Jakarta (ANTARA News) - Wakil Ketua Umum Majelis Ulama Indonesia Zainut Tauhid Saadi mengatakan MUI tidak menganjurkan nikah secara diam-diam (siri) karena pernikahan jenis itu tidak memiliki landasan hukum atau pengakuan negara sehingga rentan terjadi sengketa tidak berkesudahan.

"MUI mengimbau masyarakat agar menikah secara resmi sesuai dengan ketentuan peraturan perundang-undangan," kata Zainut di Jakarta, Senin.

Meskipun nikah siri sah secara agama, kata dia, tapi pernikahan tersebut tidak memiliki kekuatan hukum. Dengan tidak adanya kekuatan hukum, maka baik istri maupun anak berpotensi menderita kerugian akibat pernikahan tersebut.
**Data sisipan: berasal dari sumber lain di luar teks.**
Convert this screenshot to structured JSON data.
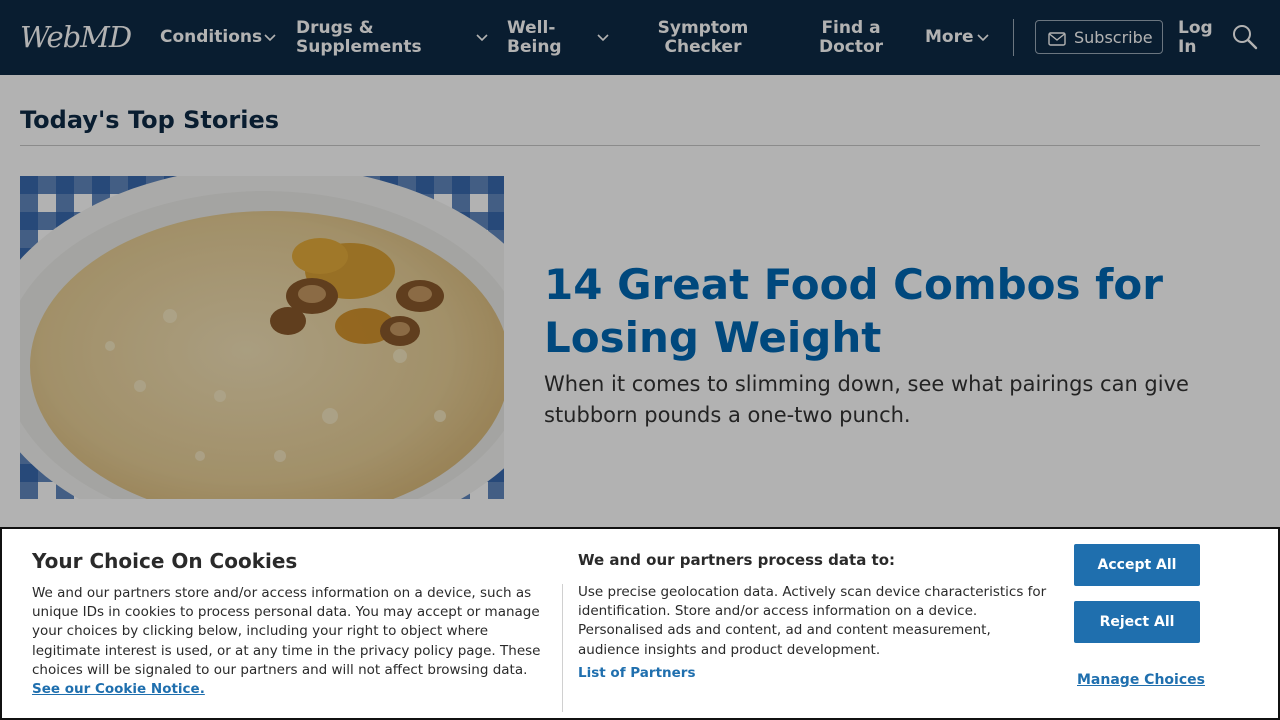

Dia mengatakan perkawinan seperti itu seringkali menimbulkan dampak negatif terhadap istri dan anak yang dilahirkannya, terkait dengan hak-hak mereka seperti nafkah ataupun hak kewarisannya.

Tuntutan pemenuhan hak-hak tersebut, kata dia, seringkali menimbulkan sengketa. Sebab tuntutan akan sulit dipenuhi karena tidak adanya bukti catatan resmi perkawinan yang sah.
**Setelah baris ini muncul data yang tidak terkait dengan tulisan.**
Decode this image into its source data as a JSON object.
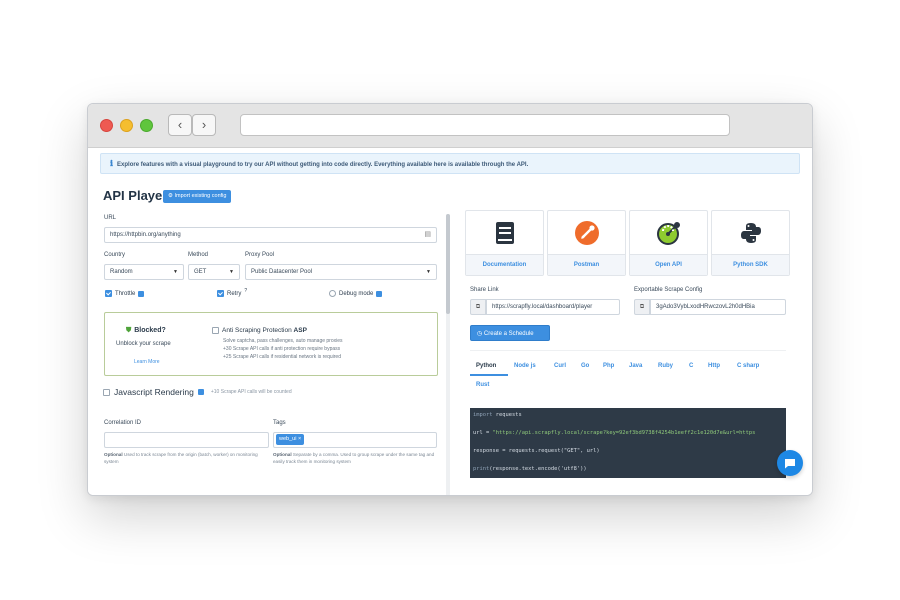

Untuk menghindari kemudaratan, ulama sepakat bahwa pernikahan harus dicatatkan secara resmi pada instansi yang berwenang.

Menurut dia, pernikahan di bawah tangan atau nikah siri hukumnya sah kalau telah terpenuhi syarat dan rukun nikah. Rukun pernikahan dalam Islam antara lain ada pengantin laki-laki, pengantin perempuan, wali, dua orang saksi laki-laki, mahar serta ijab dan kabul.

Akan tetapi, lanjut dia, pernikahan tersebut bisa menjadi haram jika menimbulkan mudarat atau dampak negatif.

MUI juga telah mengeluarkan fatwa terkait pernikahan tersebut sesuai hasil keputusan Ijtima Ulama se-Indonesia ke-2 di Pondok Pesantren Modern Gontor, Ponorogo, Jawa Timur tahun 2006.

Dia mengatakan MUI berpandangan tujuan pernikahan itu sangat luhur dan mulia untuk mengangkat harkat dan martabat manusia yang tidak sekedar memenuhi kebutuhan nafsu dasariah manusia saja yaitu hanya pemenuhan kebutuhan seks semata.

"Pernikahan merupakan institusi yang sakral yang harus dijaga dan dipelihara. Tidak boleh direndahkan dan dijadikan sebagai komoditas perdagangan semata. Jika hal tersebut terjadi maka sama halnya merendahkan nilai-nilai kemanusiaan," kata dia.